When I was in the Internal Medicine Clinic at Mather AFB in 1967, I was called out for a cardiac arrest in the operating room. After a successful open-chest cardiac resuscitation, since it was near noon, I called back to the Internal Medicine desk and asked the receptionist to reschedule all patients with routine or stable problems, and I would see all the urgent and really sick problems during my lunch hour which I would forfeit. All my diabetics, cancer, heart, and emphysema patients rescheduled. What I gave up my lunch hour for were patients with headaches, back aches, leg aches, and total body exhaustion of 10, 15, or even 20 years duration. They were in lifelong medical crises but had actual hopes that their crises would be solved that day on an emergency lunch time basis. These patients had already had numerous tests done and duly recorded in massive medical files. It would have been easy to order another test and take only 5 minutes, but by being frank with the patient over 15 to 20 minutes, they assessed their chronic conditions with more realistic expectations for the future and left with a better understanding of their physical and mental health. I truly felt the office visit during my missed lunch was more valuable to the patient than the thousands of dollars worth of testing the weight of the medical chart represented.

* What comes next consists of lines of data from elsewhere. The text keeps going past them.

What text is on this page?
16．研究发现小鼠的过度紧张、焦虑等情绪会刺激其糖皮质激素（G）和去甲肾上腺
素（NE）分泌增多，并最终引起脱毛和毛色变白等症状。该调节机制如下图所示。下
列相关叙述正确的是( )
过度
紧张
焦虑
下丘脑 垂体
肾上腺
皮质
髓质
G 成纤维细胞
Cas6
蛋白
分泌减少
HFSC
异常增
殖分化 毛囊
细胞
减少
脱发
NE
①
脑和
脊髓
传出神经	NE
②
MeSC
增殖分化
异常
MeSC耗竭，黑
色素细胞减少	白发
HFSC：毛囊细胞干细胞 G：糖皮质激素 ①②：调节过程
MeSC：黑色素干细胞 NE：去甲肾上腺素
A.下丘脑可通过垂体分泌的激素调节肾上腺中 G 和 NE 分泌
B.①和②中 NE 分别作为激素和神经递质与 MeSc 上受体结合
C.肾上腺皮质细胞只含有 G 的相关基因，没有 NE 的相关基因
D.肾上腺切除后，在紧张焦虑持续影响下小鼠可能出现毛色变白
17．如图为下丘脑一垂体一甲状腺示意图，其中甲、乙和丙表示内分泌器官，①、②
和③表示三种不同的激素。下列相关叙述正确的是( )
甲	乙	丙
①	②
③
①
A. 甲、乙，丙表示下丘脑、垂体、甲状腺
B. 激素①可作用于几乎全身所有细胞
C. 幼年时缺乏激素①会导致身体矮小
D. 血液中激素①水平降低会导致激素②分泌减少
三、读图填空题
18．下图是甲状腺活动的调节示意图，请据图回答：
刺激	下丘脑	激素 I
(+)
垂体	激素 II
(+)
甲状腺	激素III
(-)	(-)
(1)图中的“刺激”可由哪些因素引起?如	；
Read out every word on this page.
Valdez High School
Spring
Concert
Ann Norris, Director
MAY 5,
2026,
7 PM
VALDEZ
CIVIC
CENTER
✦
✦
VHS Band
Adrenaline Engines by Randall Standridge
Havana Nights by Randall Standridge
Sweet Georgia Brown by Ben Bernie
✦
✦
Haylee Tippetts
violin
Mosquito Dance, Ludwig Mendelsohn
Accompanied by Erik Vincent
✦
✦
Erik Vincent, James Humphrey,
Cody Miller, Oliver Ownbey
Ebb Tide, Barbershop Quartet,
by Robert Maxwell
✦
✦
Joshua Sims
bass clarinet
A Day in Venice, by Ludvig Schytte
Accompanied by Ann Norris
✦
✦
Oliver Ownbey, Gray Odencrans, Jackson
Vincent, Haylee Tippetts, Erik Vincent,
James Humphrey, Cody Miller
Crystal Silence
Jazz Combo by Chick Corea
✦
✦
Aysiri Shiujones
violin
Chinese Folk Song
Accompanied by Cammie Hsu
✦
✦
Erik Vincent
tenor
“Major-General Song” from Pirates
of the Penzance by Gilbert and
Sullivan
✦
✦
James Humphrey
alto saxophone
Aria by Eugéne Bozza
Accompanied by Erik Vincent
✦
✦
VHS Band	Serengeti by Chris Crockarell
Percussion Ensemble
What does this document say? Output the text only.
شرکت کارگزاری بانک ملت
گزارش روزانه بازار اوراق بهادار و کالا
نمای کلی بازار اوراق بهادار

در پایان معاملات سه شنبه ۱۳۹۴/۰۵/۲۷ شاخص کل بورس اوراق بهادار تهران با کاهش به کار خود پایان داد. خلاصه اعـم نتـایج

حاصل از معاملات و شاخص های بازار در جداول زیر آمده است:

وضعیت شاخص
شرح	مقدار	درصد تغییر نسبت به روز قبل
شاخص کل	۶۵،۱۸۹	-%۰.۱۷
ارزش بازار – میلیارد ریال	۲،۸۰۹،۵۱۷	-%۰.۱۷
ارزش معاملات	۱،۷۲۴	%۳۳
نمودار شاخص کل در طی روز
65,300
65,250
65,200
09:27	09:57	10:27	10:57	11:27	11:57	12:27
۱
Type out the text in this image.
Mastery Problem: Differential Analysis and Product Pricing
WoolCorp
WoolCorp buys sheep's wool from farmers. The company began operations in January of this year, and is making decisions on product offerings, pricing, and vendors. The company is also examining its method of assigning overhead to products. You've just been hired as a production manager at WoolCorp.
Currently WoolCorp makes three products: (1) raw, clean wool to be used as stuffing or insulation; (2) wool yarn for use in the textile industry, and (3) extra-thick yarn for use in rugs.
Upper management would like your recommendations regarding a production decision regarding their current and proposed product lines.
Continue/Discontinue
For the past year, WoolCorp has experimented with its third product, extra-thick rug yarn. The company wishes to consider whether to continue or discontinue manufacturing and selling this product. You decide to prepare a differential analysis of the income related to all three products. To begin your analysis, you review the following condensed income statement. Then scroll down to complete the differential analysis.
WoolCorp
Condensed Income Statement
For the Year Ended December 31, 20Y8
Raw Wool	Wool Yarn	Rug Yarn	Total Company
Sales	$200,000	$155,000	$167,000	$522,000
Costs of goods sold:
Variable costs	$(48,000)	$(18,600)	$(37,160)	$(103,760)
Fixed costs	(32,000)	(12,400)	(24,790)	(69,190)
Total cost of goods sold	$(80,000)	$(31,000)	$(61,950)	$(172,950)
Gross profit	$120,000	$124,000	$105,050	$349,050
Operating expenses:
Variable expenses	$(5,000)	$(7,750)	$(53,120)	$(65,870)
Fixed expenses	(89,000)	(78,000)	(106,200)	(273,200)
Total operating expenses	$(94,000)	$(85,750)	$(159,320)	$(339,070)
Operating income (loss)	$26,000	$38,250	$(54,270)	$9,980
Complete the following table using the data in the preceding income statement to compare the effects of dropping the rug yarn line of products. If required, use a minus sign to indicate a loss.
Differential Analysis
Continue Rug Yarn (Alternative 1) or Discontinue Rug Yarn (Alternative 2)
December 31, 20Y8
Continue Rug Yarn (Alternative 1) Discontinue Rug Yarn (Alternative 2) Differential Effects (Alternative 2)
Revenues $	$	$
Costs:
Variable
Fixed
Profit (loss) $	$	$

I remember an alpha one antitrypsin emphysema patient who was deeply cyanotic despite oxygen and maximal therapy. He was stable and I suggested that the office visits could perhaps be spread out to every other month or even every third month. He said he needed to come in every month or he would have to go to the hospital. So he came in every month until he died at home, saving tens of thousands of dollars in hospital costs for the price of a few dozen office calls. What a bargain to Medi-Cal & Medicare.
Do doctors still order tests to shorten office calls? Staff room discussions suggest it still happens today. One internist mentioned that he obtained some expensive testing because it was the best alternative to his time frame, would convince the patient and allay his anxieties, and allow the doctor to see his allotted patients.
The office call is still the best bargain in medicine--but its only the best bargain if its thorough enough to do the job. It takes time to greet a patient in a humanistic manner; exchange a few pleasantries, even if for only 90 seconds; inquire about previous medical problems and if they have resolved or require further attention; determine the current issues; do a brief physical examination; discuss the treatment plan; write out the requisitions and prescriptions; wish the patient the best of health; and then dictate or write a note. A 720-second office call wont do the job. Medicine is not a horse race, and a stop watch is not the right measure. Even at only 150 to 240 seconds for each of the seven items listed, we are already at 1500 seconds or past 20 minutes.
Maybe Mr Mercy was right. It takes about half an hour to do a good job and minimize mistakes. The fact that insurance carriers and their HMOs and the employers who purchase the plans overlook obvious savings should not deter our professional obligation. Our service is to the patient, not to insurance companies and administrators. The challenge is how to accomplish this service in a cost-effective manner. We must deal first with our patients and not with the insurance carriers, their HMOs, or the employers to whom they sold the policy. Doctors are the cream of the crop of college graduates; surely we can figure out how to solve the problem better than those who flunked out of pre-med and went on to get their MBAs.